“We got people breaking into houses. I hope they come back. It’s been a while since I shot somebody.”
Men in hoodies splashed through knee-deep water in galoshes, shouting, trying to start a chainsaw. They worked at DeGarmo’s Boat Yard in Babylon, New York, on the south shore of Long Island. The yard was a wreckage heap of hulls and masts, boats on top of boats. The men were trying to get a swamped, broken dock out of the way—probably it had washed into the yard from somewhere else—so they could begin to salvage their destroyed boats.
It was Wednesday afternoon, two days after Hurricane Sandy made landfall, and I was driving around the south shore near Babylon, which took a direct hit from the storm buffered only by Fire Island, where journalists are not yet allowed and where recovery efforts are still underway. My guide, Chris Padden, a Long Island wilderness search-and-rescue team leader, leaned out of his Ford F-150. “You guys need a chainsaw? I got a chainsaw.”
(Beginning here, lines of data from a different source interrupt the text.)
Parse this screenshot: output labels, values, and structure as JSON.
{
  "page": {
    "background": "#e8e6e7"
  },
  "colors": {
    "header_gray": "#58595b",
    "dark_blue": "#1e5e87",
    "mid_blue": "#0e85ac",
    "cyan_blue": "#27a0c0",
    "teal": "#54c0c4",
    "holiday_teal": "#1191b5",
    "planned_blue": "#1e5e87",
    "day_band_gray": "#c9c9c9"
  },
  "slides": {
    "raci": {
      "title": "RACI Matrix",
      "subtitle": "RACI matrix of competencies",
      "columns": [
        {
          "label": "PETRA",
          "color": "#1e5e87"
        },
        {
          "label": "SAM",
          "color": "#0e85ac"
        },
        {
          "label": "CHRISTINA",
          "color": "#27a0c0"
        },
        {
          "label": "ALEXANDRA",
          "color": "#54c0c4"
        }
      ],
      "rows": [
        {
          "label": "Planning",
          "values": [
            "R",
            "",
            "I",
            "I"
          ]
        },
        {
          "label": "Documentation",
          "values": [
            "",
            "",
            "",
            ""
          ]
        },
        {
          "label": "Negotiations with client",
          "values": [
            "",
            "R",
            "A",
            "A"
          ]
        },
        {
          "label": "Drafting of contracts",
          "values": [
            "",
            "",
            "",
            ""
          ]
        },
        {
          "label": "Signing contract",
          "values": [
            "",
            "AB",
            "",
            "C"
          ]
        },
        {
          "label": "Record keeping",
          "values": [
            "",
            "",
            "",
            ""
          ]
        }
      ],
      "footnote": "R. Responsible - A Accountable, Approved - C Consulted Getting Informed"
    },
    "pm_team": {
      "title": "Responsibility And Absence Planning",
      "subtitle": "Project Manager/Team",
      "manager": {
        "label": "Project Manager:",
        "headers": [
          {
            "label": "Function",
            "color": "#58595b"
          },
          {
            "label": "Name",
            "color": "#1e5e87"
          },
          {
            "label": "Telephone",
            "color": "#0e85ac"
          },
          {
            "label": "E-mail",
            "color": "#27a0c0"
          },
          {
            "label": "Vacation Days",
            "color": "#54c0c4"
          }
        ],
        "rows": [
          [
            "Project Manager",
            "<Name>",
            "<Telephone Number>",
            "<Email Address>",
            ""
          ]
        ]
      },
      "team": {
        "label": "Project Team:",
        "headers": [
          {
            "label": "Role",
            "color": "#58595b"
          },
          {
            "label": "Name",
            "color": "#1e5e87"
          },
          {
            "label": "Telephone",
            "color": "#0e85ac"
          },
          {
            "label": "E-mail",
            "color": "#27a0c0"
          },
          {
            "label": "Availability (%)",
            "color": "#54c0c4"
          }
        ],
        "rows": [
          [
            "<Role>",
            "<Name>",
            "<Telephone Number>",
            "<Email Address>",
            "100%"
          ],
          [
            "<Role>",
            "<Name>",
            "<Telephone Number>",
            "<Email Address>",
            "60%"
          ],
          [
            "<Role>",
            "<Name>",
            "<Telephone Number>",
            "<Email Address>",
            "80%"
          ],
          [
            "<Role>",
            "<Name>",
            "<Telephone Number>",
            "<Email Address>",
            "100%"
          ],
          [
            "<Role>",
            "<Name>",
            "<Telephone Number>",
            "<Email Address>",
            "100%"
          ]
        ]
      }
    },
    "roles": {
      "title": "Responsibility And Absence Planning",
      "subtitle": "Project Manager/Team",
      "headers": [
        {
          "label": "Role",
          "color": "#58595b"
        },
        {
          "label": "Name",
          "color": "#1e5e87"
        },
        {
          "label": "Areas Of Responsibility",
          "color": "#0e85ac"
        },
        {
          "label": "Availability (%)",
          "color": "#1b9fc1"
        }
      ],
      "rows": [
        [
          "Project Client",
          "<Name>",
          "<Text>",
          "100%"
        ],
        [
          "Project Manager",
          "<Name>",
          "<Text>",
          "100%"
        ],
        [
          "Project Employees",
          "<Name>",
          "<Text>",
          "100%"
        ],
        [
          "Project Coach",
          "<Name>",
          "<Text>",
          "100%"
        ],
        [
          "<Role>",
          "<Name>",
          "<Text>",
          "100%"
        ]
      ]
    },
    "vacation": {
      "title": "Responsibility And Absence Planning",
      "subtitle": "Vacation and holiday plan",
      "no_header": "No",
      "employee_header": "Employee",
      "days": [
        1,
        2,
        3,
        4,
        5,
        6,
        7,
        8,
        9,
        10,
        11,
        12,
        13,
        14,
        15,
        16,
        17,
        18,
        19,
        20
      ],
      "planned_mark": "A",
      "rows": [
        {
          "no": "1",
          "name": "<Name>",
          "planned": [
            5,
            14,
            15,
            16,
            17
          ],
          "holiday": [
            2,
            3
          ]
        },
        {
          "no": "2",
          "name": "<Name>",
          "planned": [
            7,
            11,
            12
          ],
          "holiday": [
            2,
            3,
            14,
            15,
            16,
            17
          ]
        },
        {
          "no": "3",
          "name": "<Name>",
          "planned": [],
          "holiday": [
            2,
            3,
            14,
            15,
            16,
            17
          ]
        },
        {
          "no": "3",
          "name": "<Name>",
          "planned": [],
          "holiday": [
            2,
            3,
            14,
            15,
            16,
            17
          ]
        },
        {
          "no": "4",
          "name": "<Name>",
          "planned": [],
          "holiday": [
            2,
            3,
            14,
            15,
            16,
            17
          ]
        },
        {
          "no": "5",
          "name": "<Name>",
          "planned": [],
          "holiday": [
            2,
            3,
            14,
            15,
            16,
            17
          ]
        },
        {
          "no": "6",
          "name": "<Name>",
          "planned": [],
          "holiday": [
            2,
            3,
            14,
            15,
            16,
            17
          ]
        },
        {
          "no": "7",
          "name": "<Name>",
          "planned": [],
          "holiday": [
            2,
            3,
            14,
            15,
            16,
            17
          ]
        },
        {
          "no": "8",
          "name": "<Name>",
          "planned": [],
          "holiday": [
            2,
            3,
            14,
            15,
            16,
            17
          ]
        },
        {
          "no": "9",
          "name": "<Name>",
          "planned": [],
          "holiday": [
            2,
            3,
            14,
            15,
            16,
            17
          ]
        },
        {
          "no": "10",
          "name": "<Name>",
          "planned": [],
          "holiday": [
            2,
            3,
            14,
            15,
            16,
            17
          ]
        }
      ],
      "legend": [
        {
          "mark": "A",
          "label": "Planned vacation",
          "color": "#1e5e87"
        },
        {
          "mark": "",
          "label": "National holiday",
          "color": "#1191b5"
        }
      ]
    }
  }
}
“This guy’s got a chainsaw!”
Padden, who is 39 and has a military-style buzz cut, hopped out, threw on camouflage waders, grabbed the chainsaw, and sloshed through shin-deep water to hack up the dock. I watched, as did 20 or so marina employees around me. I had my tape recorder and notebook with me, and, feeling a sense of obligation to my job, I asked a tall man standing near me what his name was.
“What’s this for?” he asked.
“I’m with Outside magazine,” I replied.
He looked down. “I don’t, I don’t want to—”
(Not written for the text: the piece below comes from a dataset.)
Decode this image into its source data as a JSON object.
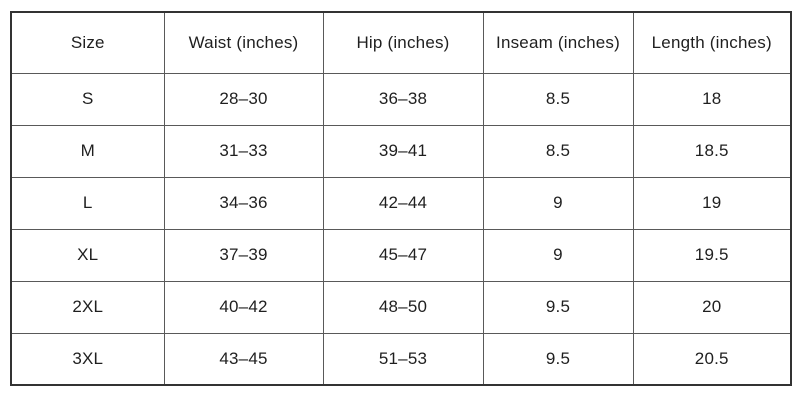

“I’m so sorry,” I said and went back to Padden’s truck, where I ditched my notebook and recorder. We heard sirens; a fire-department chief rolled up in a new SUV. Crew cut, tan. I approached another of the dockworkers and offered to help. “There’s nothing to do,” he said. “We’re getting shut down.” The fire department soon arrived in full. There was a gas leak in a nearby house, and the DeGarmo’s guys were ordered to stop their salvage mission. Padden’s saw went silent; he’d finished cutting up the broken dock, but no one would be getting to the boats anytime soon. Another dockworker, who looked to be in his forties, sloshed through the water in rubber boots. I asked if he was doing OK. He didn’t turn to meet my eye.